I'm a fourth year med student who has been very discouraged by everything I've heard about OBgyn as a specialty, but am surprised to hear some positive input here. I went to med school thinking I would do obgyn and have had a hard time choosing another specialty. would love answers!
Sorry, I am not the individuals you wanted to communicate with, but I'm an ob/gyn and thought i could answer some of your questions if that's okay with you.
Regarding call, most of the time I am up all night. It varies by practice, but even if you aren't up with laboring patients, usually there are ER consults/surgery to do. Or the patient calls that come at all hours, no matter if you are busy doing procedures or not. I also cover clinic/OR the day after call. Call is usually 1:3 but if I am covering for my colleagues (vacations, illlness, etc) there are times when I have been on call for 14 days/nights consecutively.

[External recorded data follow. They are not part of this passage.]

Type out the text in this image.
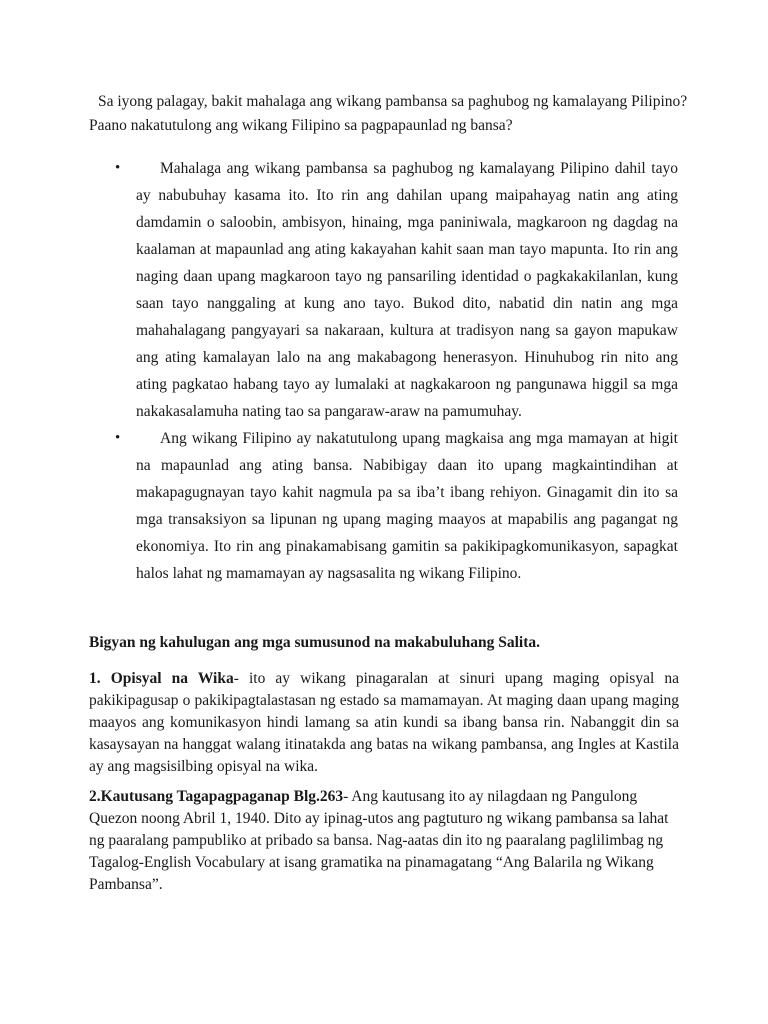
Sa iyong palagay, bakit mahalaga ang wikang pambansa sa paghubog ng kamalayang Pilipino?
Paano nakatutulong ang wikang Filipino sa pagpapaunlad ng bansa?

•	Mahalaga ang wikang pambansa sa paghubog ng kamalayang Pilipino dahil tayo ay nabubuhay kasama ito. Ito rin ang dahilan upang maipahayag natin ang ating damdamin o saloobin, ambisyon, hinaing, mga paniniwala, magkaroon ng dagdag na kaalaman at mapaunlad ang ating kakayahan kahit saan man tayo mapunta. Ito rin ang naging daan upang magkaroon tayo ng pansariling identidad o pagkakakilanlan, kung saan tayo nanggaling at kung ano tayo. Bukod dito, nabatid din natin ang mga mahahalagang pangyayari sa nakaraan, kultura at tradisyon nang sa gayon mapukaw ang ating kamalayan lalo na ang makabagong henerasyon. Hinuhubog rin nito ang ating pagkatao habang tayo ay lumalaki at nagkakaroon ng pangunawa higgil sa mga nakakasalamuha nating tao sa pangaraw-araw na pamumuhay.

•	Ang wikang Filipino ay nakatutulong upang magkaisa ang mga mamayan at higit na mapaunlad ang ating bansa. Nabibigay daan ito upang magkaintindihan at makapagugnayan tayo kahit nagmula pa sa iba’t ibang rehiyon. Ginagamit din ito sa mga transaksiyon sa lipunan ng upang maging maayos at mapabilis ang pagangat ng ekonomiya. Ito rin ang pinakamabisang gamitin sa pakikipagkomunikasyon, sapagkat halos lahat ng mamamayan ay nagsasalita ng wikang Filipino.

Bigyan ng kahulugan ang mga sumusunod na makabuluhang Salita.

1. Opisyal na Wika- ito ay wikang pinagaralan at sinuri upang maging opisyal na pakikipagusap o pakikipagtalastasan ng estado sa mamamayan. At maging daan upang maging maayos ang komunikasyon hindi lamang sa atin kundi sa ibang bansa rin. Nabanggit din sa kasaysayan na hanggat walang itinatakda ang batas na wikang pambansa, ang Ingles at Kastila ay ang magsisilbing opisyal na wika.

2.Kautusang Tagapagpaganap Blg.263- Ang kautusang ito ay nilagdaan ng Pangulong Quezon noong Abril 1, 1940. Dito ay ipinag-utos ang pagtuturo ng wikang pambansa sa lahat ng paaralang pampubliko at pribado sa bansa. Nag-aatas din ito ng paaralang paglilimbag ng Tagalog-English Vocabulary at isang gramatika na pinamagatang “Ang Balarila ng Wikang Pambansa”.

As for doing c-sections on call, usually the hospital will provide an OR tech who assists, but if the patient is especially large and/or has had numerous prior c-sections, sometimes the FP doc on call (if they have surgical assisting privileges) will help assist. Most of the time I do them myself with the tech assisting.
Vacation is usually worked out with the other docs in your group, typically about 3-4 weeks a year on average. CME sometimes is counted as additional time, about 3-5 days.
Again, every practice is different but this is pretty typical of a moderate sized private practice. If you work with a large multispecialty, academic, or a hospital-baesd group oftentimes your call schedule will be much less frequent, although the compensation is usually less than what you can make in private practice.
Anyway, hope this helps answer some of your questions. This is just my experience so far, you should get some other perspectives for sure!